Across the world, low interest rates have led to an explosion of debt. The Fed, it warns, must raise interest rates, causing a lot of immediate pain. If it doesn’t, even greater danger is in store for the future.

Meanwhile, “[l]eading indicators of financial distress point to financial booms that in a number of economies look qualitatively similar to those that preceded the global financial crisis,” warned Borio.

“The end may come to resemble more closely a financial boom gone wrong, just as the latest recession showed, with a vengeance,” he wrote.

Bank of America

In a series of notes this month, Bank of America analysts warn that the Fed’s policies are unsustainable. “We do not believe” that the Fed’s loose monetary policy “is sustainable, and we have been arguing that we will see the beginning of the end of this new not-so-normal market this fall,” warned the bank’s global FX strategy team in a note titled “Take That Punch Bowl Away,” published July 14.

They welcomed statements from central banks promising to wind down their Quantitative Easing (QE). This aims to get more money circulating, and the analysts said they believed central banks would follow through. “If we are wrong and central banks do not take away the punch bowl, things will get much messier eventually,” they wrote. “‘Bubbles may form that will eventually burst, leading to much higher volatility than necessary.”

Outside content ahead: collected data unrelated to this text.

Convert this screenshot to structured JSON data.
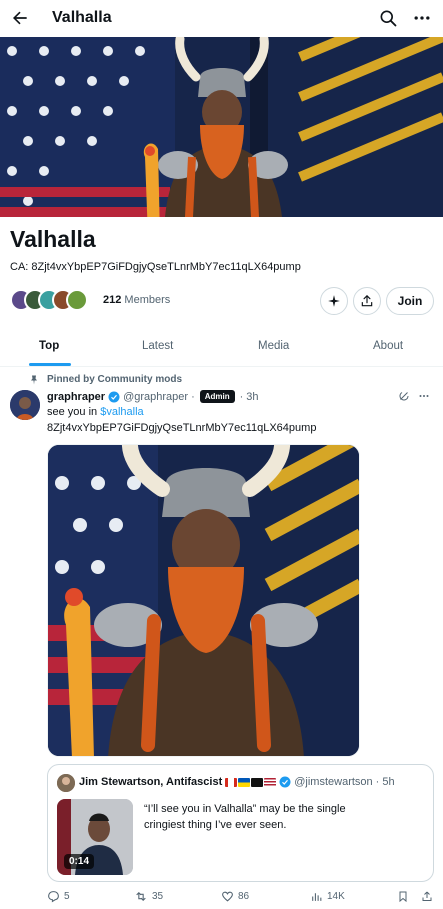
{
  "topbar": {
    "title": "Valhalla",
    "back_icon": "back-arrow-icon",
    "search_icon": "search-icon",
    "more_icon": "more-icon"
  },
  "community": {
    "name": "Valhalla",
    "ca": "CA: 8Zjt4vxYbpEP7GiFDgjyQseTLnrMbY7ec11qLX64pump",
    "members_count": "212",
    "members_label": "Members",
    "join_label": "Join"
  },
  "tabs": [
    {
      "label": "Top",
      "active": true
    },
    {
      "label": "Latest",
      "active": false
    },
    {
      "label": "Media",
      "active": false
    },
    {
      "label": "About",
      "active": false
    }
  ],
  "post": {
    "pinned_label": "Pinned by Community mods",
    "author_name": "graphraper",
    "author_handle": "@graphraper",
    "dot": "·",
    "badge": "Admin",
    "time": "3h",
    "text_prefix": "see you in",
    "text_link": "$valhalla",
    "text_line2": "8Zjt4vxYbpEP7GiFDgjyQseTLnrMbY7ec11qLX64pump"
  },
  "quote": {
    "author_name": "Jim Stewartson, Antifascist",
    "author_handle": "@jimstewartson",
    "dot": "·",
    "time": "5h",
    "text": "“I’ll see you in Valhalla” may be the single cringiest thing I’ve ever seen.",
    "video_duration": "0:14"
  },
  "actions": {
    "replies": "5",
    "reposts": "35",
    "likes": "86",
    "views": "14K"
  },
  "colors": {
    "accent": "#1d9bf0",
    "text": "#0f1419",
    "muted": "#536471",
    "border": "#cfd9de"
  }
}
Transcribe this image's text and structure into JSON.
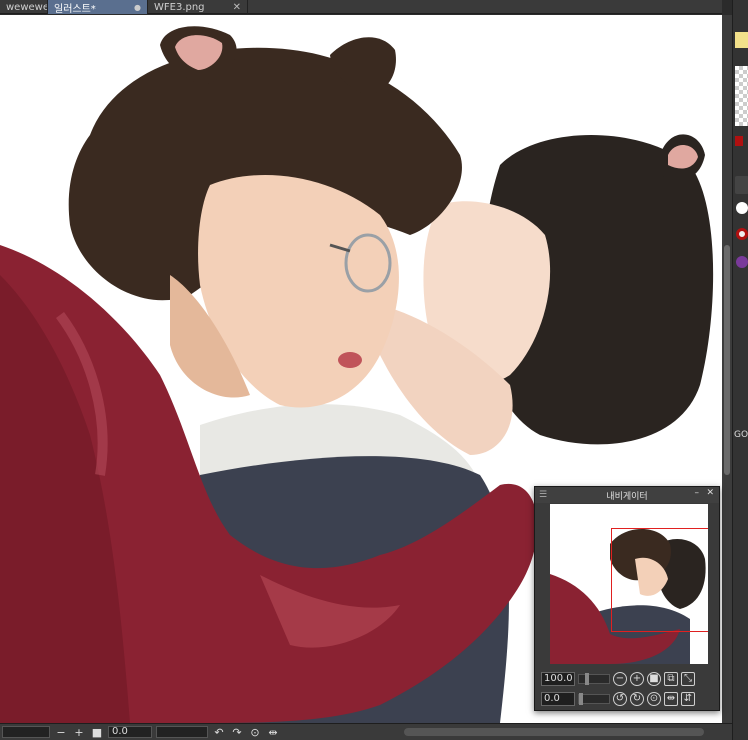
{
  "tabs": [
    {
      "label": "wewewe",
      "close": "✕",
      "active": false
    },
    {
      "label": "일러스트*",
      "modified": "●",
      "active": true
    },
    {
      "label": "WFE3.png",
      "close": "✕",
      "active": false
    }
  ],
  "navigator": {
    "title": "내비게이터",
    "zoom_value": "100.0",
    "rotation_value": "0.0"
  },
  "statusbar": {
    "zoom_value": "",
    "rotation_value": "0.0"
  },
  "right_panel": {
    "label_go": "GO"
  },
  "colors": {
    "canvas": "#ffffff",
    "active_tab": "#5a6f8f",
    "nav_frame": "#e02020",
    "coat": "#8a2232",
    "dark_hair": "#2a1f19"
  },
  "icons": [
    "close-icon",
    "zoom-out-icon",
    "zoom-in-icon",
    "fit-icon",
    "rotate-left-icon",
    "rotate-right-icon",
    "reset-rotation-icon",
    "flip-horizontal-icon",
    "flip-vertical-icon"
  ]
}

They warned that central banks caused the last crisis by keeping monetary policy too loose for too long. “We do not believe, or at least we hope, they will not repeat the same mistake twice,” they wrote.

Deutsche Bank

Aleksandar Kocic, a strategist at Deutsche Bank, warned this month that the Fed’s response to the last crisis “comes with considerable risk.” Ending all the stimulus it has poured into the economy will be “especially tricky.” Its policies, such as QE “have acted as a free insurance policy for the owners of risk, which, given the demographics of stock market participation, in effect has functioned as universal basic income for the rich.”

“It is not difficult to see how disruptive unwind of stimulus could become,” he warned.

The Bank of England

Britain’s equivalent of the Fed, the Bank of England, is not forecasting an imminent crisis. But it is concerned about soaring levels of consumer debt in the United Kingdom. The Telegraph wrote:

British families are signing up for a lifetime of debt with almost 1 in 7 borrowers now taking out mortgages of 35 years or more, official figures show.

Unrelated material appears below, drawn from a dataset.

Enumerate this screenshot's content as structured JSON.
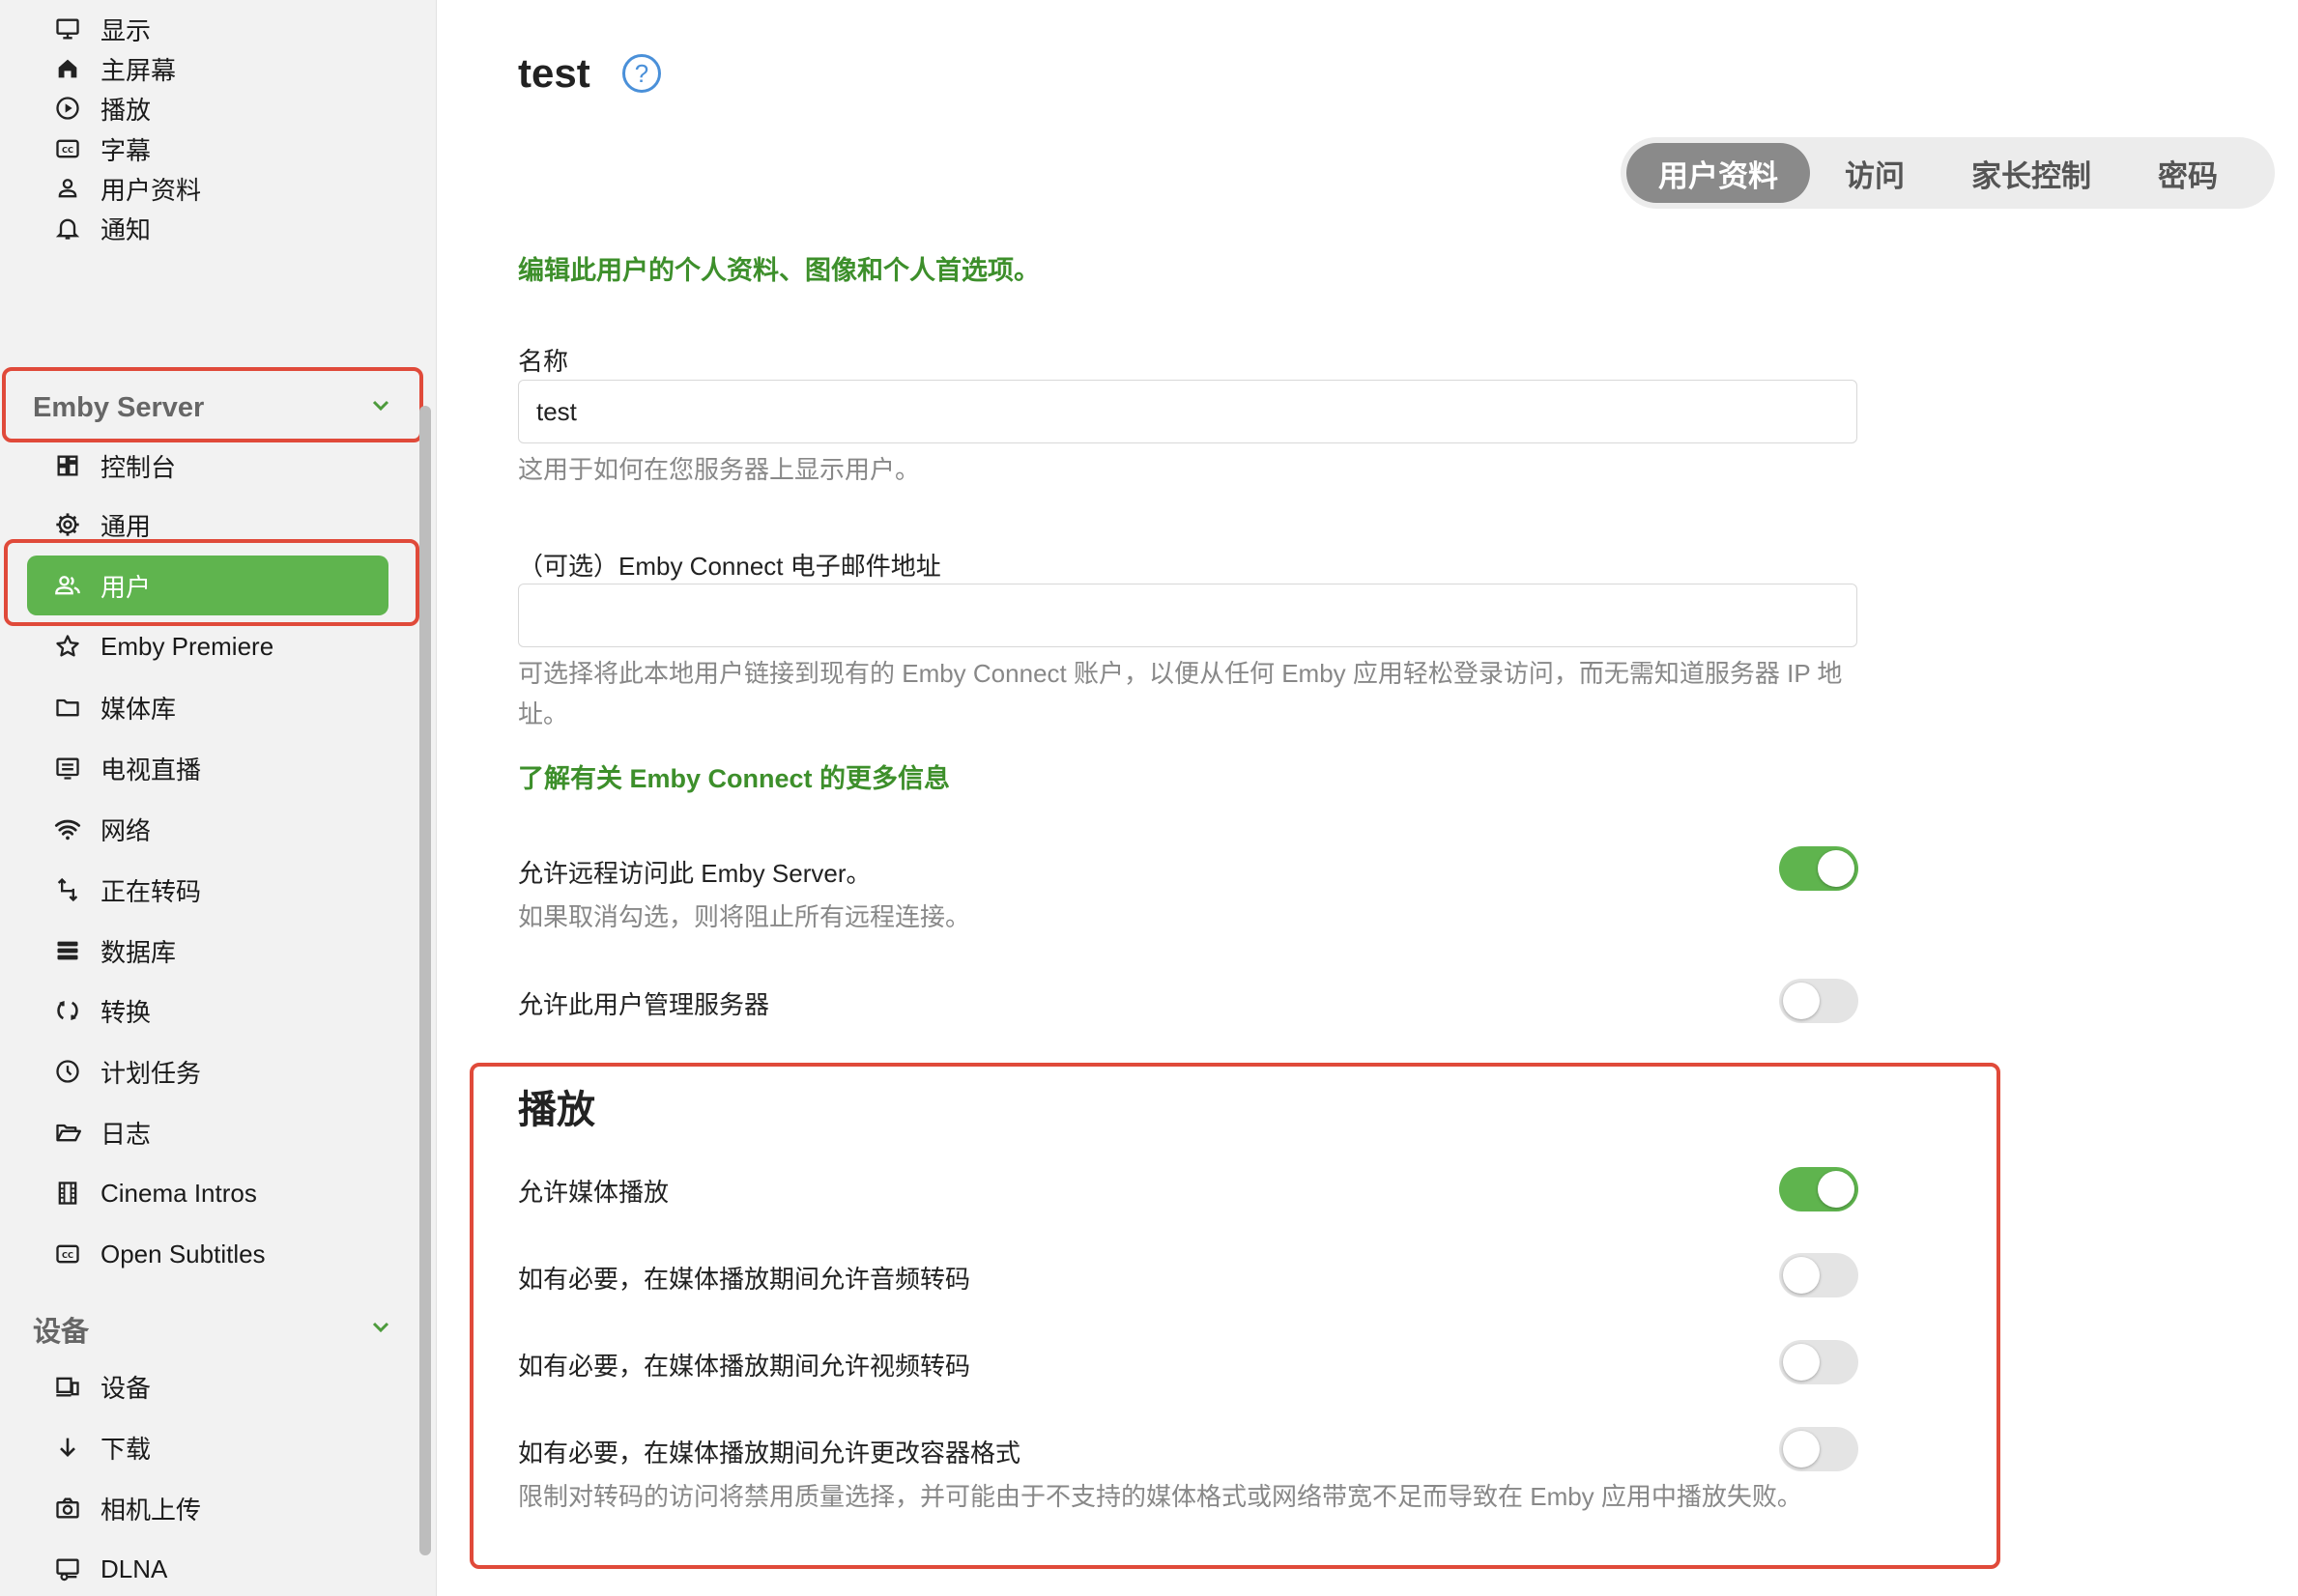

Rapid house price growth has encouraged borrowers to sign longer mortgage deals as a way of reducing monthly payments and easing affordability pressures.
In 2005, when the Bank of England first collected data on long-term mortgages, just 1 in 40 lasted 35 years or more. Now it’s 1 in 8.

“Consumer credit has increased rapidly,” wrote the bank in its biannual Financial Stability Report, published June 27. “Lending conditions in the mortgage market are becoming easier. Lenders may be placing undue weight on the recent performance of loans in benign conditions.”

The Fed

These warnings are not from doom merchants, always saying the economy is about to tank. Not that the doomsayers are wrong—predicting exactly when everything all goes wrong is very hard. But these warnings are from banks. To characterize their warnings accurately, they’re not saying we’re hurtling toward an inevitable crash. The warnings from bis are the most dramatic, while those from the Bank of England are more relaxed. But they are warning that there is a risk.

The only one that seems sanguine is the chairman of the Federal Reserve.

No wonder commentators are comparing Ms. Yellen to Neville Chamberlain returning from Munich proclaiming peace in our time.

And this only covers warnings published over the last few weeks. Even organizations like the International Monetary Fund have issued warnings for years.

An economic crisis in this environment would have a major impact on world events; it would make the world a much more dangerous place. In 2015, Trumpet editor in chief Gerald Flurry warned:

Still, even with the U.S. economy and the world economy in such a precarious state, hardly anyone seems concerned! Americans know far more about the Super Bowl than about this super crisis threatening to destroy our financial system.
Now, even the Fed seems unconcerned. How much confidence does that give you that it can avert a crisis?